Santa Fe Central Railway

Overview
- Headquarters: Santa Fe
- Locale: New Mexico
- Dates of operation: 1900–1908

Technical
- Track gauge: 4 ft 8+1⁄2 in (1,435 mm)
- Length: 116 mi (187 km)

= Santa Fe Central Railway =

Defunct New Mexico railroad

Originally chartered December 7, 1900, as the Santa Fe, Albuquerque and Pacific Railway Company, this line became the Santa Fe Central Railway in July 1901. Its 116-mile route was completed in 1903 between a rail junction at Torrance, New Mexico and Santa Fe, New Mexico.

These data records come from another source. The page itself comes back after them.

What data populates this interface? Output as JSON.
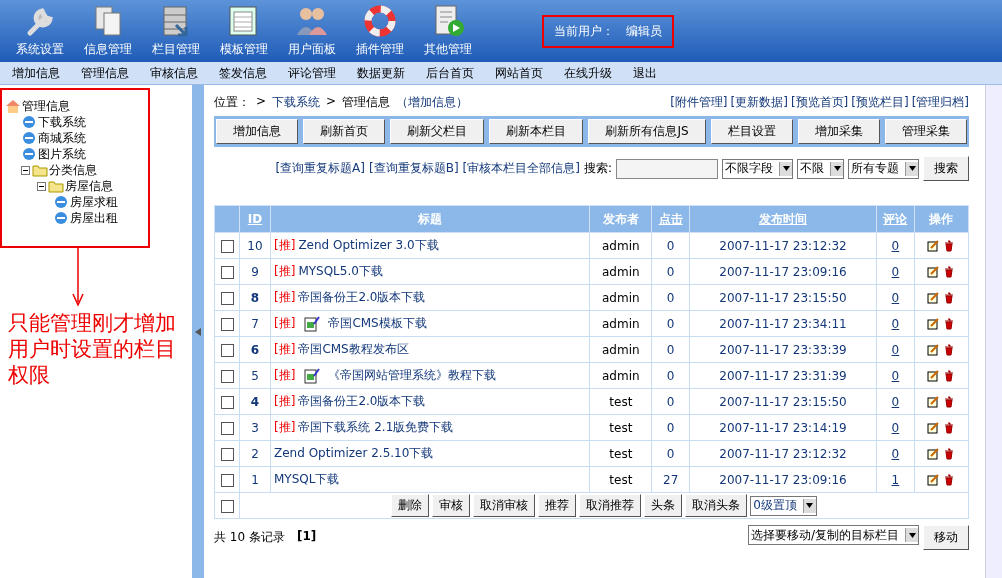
{
  "toolbar": {
    "items": [
      {
        "label": "系统设置"
      },
      {
        "label": "信息管理"
      },
      {
        "label": "栏目管理"
      },
      {
        "label": "模板管理"
      },
      {
        "label": "用户面板"
      },
      {
        "label": "插件管理"
      },
      {
        "label": "其他管理"
      }
    ],
    "current_user": {
      "label": "当前用户：",
      "value": "编辑员"
    }
  },
  "nav": [
    "增加信息",
    "管理信息",
    "审核信息",
    "签发信息",
    "评论管理",
    "数据更新",
    "后台首页",
    "网站首页",
    "在线升级",
    "退出"
  ],
  "tree": {
    "label": "管理信息",
    "kind": "root",
    "children": [
      {
        "label": "下载系统",
        "kind": "page"
      },
      {
        "label": "商城系统",
        "kind": "page"
      },
      {
        "label": "图片系统",
        "kind": "page"
      },
      {
        "label": "分类信息",
        "kind": "folder",
        "expanded": true,
        "children": [
          {
            "label": "房屋信息",
            "kind": "folder",
            "expanded": true,
            "children": [
              {
                "label": "房屋求租",
                "kind": "page"
              },
              {
                "label": "房屋出租",
                "kind": "page"
              }
            ]
          }
        ]
      }
    ]
  },
  "annotation": "只能管理刚才增加用户时设置的栏目权限",
  "breadcrumb": {
    "label": "位置：",
    "sep": ">",
    "links": [
      "下载系统"
    ],
    "current": "管理信息",
    "action": "（增加信息）"
  },
  "top_links": [
    "[附件管理]",
    "[更新数据]",
    "[预览首页]",
    "[预览栏目]",
    "[管理归档]"
  ],
  "action_buttons": [
    "增加信息",
    "刷新首页",
    "刷新父栏目",
    "刷新本栏目",
    "刷新所有信息JS",
    "栏目设置",
    "增加采集",
    "管理采集"
  ],
  "search": {
    "links": [
      "[查询重复标题A]",
      "[查询重复标题B]",
      "[审核本栏目全部信息]"
    ],
    "label": "搜索:",
    "selects": [
      "不限字段",
      "不限",
      "所有专题"
    ],
    "button": "搜索"
  },
  "table": {
    "columns": [
      {
        "label": "ID",
        "sortable": true
      },
      {
        "label": "标题",
        "sortable": false
      },
      {
        "label": "发布者",
        "sortable": false
      },
      {
        "label": "点击",
        "sortable": true
      },
      {
        "label": "发布时间",
        "sortable": true
      },
      {
        "label": "评论",
        "sortable": true
      },
      {
        "label": "操作",
        "sortable": false
      }
    ],
    "rows": [
      {
        "id": "10",
        "emphasized": false,
        "checked": false,
        "tag": "[推]",
        "has_picture": false,
        "title": "Zend Optimizer 3.0下载",
        "publisher": "admin",
        "clicks": "0",
        "time": "2007-11-17 23:12:32",
        "comments": "0"
      },
      {
        "id": "9",
        "emphasized": false,
        "checked": false,
        "tag": "[推]",
        "has_picture": false,
        "title": "MYSQL5.0下载",
        "publisher": "admin",
        "clicks": "0",
        "time": "2007-11-17 23:09:16",
        "comments": "0"
      },
      {
        "id": "8",
        "emphasized": true,
        "checked": false,
        "tag": "[推]",
        "has_picture": false,
        "title": "帝国备份王2.0版本下载",
        "publisher": "admin",
        "clicks": "0",
        "time": "2007-11-17 23:15:50",
        "comments": "0"
      },
      {
        "id": "7",
        "emphasized": false,
        "checked": false,
        "tag": "[推]",
        "has_picture": true,
        "title": "帝国CMS模板下载",
        "publisher": "admin",
        "clicks": "0",
        "time": "2007-11-17 23:34:11",
        "comments": "0"
      },
      {
        "id": "6",
        "emphasized": true,
        "checked": false,
        "tag": "[推]",
        "has_picture": false,
        "title": "帝国CMS教程发布区",
        "publisher": "admin",
        "clicks": "0",
        "time": "2007-11-17 23:33:39",
        "comments": "0"
      },
      {
        "id": "5",
        "emphasized": false,
        "checked": false,
        "tag": "[推]",
        "has_picture": true,
        "title": "《帝国网站管理系统》教程下载",
        "publisher": "admin",
        "clicks": "0",
        "time": "2007-11-17 23:31:39",
        "comments": "0"
      },
      {
        "id": "4",
        "emphasized": true,
        "checked": false,
        "tag": "[推]",
        "has_picture": false,
        "title": "帝国备份王2.0版本下载",
        "publisher": "test",
        "clicks": "0",
        "time": "2007-11-17 23:15:50",
        "comments": "0"
      },
      {
        "id": "3",
        "emphasized": false,
        "checked": false,
        "tag": "[推]",
        "has_picture": false,
        "title": "帝国下载系统 2.1版免费下载",
        "publisher": "test",
        "clicks": "0",
        "time": "2007-11-17 23:14:19",
        "comments": "0"
      },
      {
        "id": "2",
        "emphasized": false,
        "checked": false,
        "has_picture": false,
        "title": "Zend Optimizer 2.5.10下载",
        "publisher": "test",
        "clicks": "0",
        "time": "2007-11-17 23:12:32",
        "comments": "0"
      },
      {
        "id": "1",
        "emphasized": false,
        "checked": false,
        "has_picture": false,
        "title": "MYSQL下载",
        "publisher": "test",
        "clicks": "27",
        "time": "2007-11-17 23:09:16",
        "comments": "1"
      }
    ]
  },
  "bulk": {
    "checked": false,
    "buttons": [
      "删除",
      "审核",
      "取消审核",
      "推荐",
      "取消推荐",
      "头条",
      "取消头条"
    ],
    "select": "0级置顶"
  },
  "footer": {
    "count": "共 10 条记录",
    "pages": "[1]",
    "move_select": "选择要移动/复制的目标栏目",
    "move_button": "移动"
  }
}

The Governor of the New Mexico Territory called it “(o)ne of the most important railway projects for New Mexico in recent years….” The principals behind the line also intended a branch called the Albuquerque Eastern Railway running 43 miles west from Moriarty, New Mexico through the Tijeras Pass to Albuquerque. However, construction on that line was halted in 1905 after only the first 8 miles of track out of Moriarty had been built, due to the Comptroller of the Currency closing the doors of the bank financing these railroad construction projects.

The Santa Fe Central was consolidated with the Albuquerque Eastern in 1908 to form the New Mexico Central Railroad.